Expectations for a smooth roll out are particularly high among investors. Tesla has been challenging General Motors (GM.N) for the title of biggest U.S. automaker by market capitalization, even though its output is a fraction of GM's.

The $35,000 Model 3 is designed for easy production, creating lower service needs, the executive said.

Tesla's last launch was the Model X SUV in 2015, which had a number of production issues.

Related: In the Electric Car Market, Tesla's Not The Only Game in Town

Model 3 production began in the last few days and is expected to reach 20,000 per month in December.
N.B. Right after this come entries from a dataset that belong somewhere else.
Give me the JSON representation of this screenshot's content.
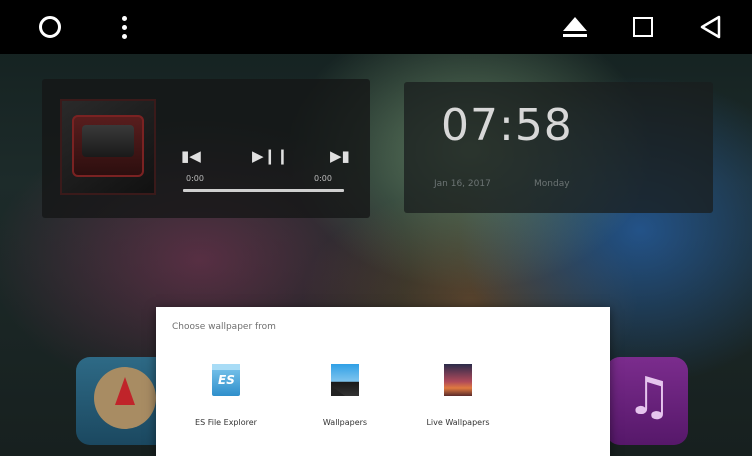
{
  "status_bar": {
    "icons": [
      "circle-icon",
      "overflow-menu-icon",
      "eject-icon",
      "recents-icon",
      "back-icon"
    ]
  },
  "music_widget": {
    "time_start": "0:00",
    "time_end": "0:00",
    "progress_fraction": 0
  },
  "clock_widget": {
    "time": "07:58",
    "date": "Jan 16, 2017",
    "day": "Monday"
  },
  "wallpaper_dialog": {
    "title": "Choose wallpaper from",
    "options": [
      {
        "label": "ES File Explorer",
        "icon": "es-file-explorer-icon"
      },
      {
        "label": "Wallpapers",
        "icon": "wallpapers-icon"
      },
      {
        "label": "Live Wallpapers",
        "icon": "live-wallpapers-icon"
      }
    ]
  },
  "home_apps": [
    "compass-app-icon",
    "music-app-icon"
  ]
}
The first deliveries are expected on July 28.

Tesla had fielded 373,000 Model 3 reservations as of April 2016, the latest date at which it announced a figure.

The company has learned from previous problems including issues with seatbelt latches, seats and a 53,000-vehicle parking brake recall earlier this year, the executive said.

Tesla said it has improved service time by automating paperwork, using cars' wireless connections to diagnose problems, and expanding mobile support.

Tesla deployed mobile vans to company charging stations to fix the seatbelt latch and cut the procedure to less than 20 minutes.

About 80 percent of fixes on its vehicles do not require a lift and can be done by one of its mobile technicians, which frequently can handle an appointment in less than an hour.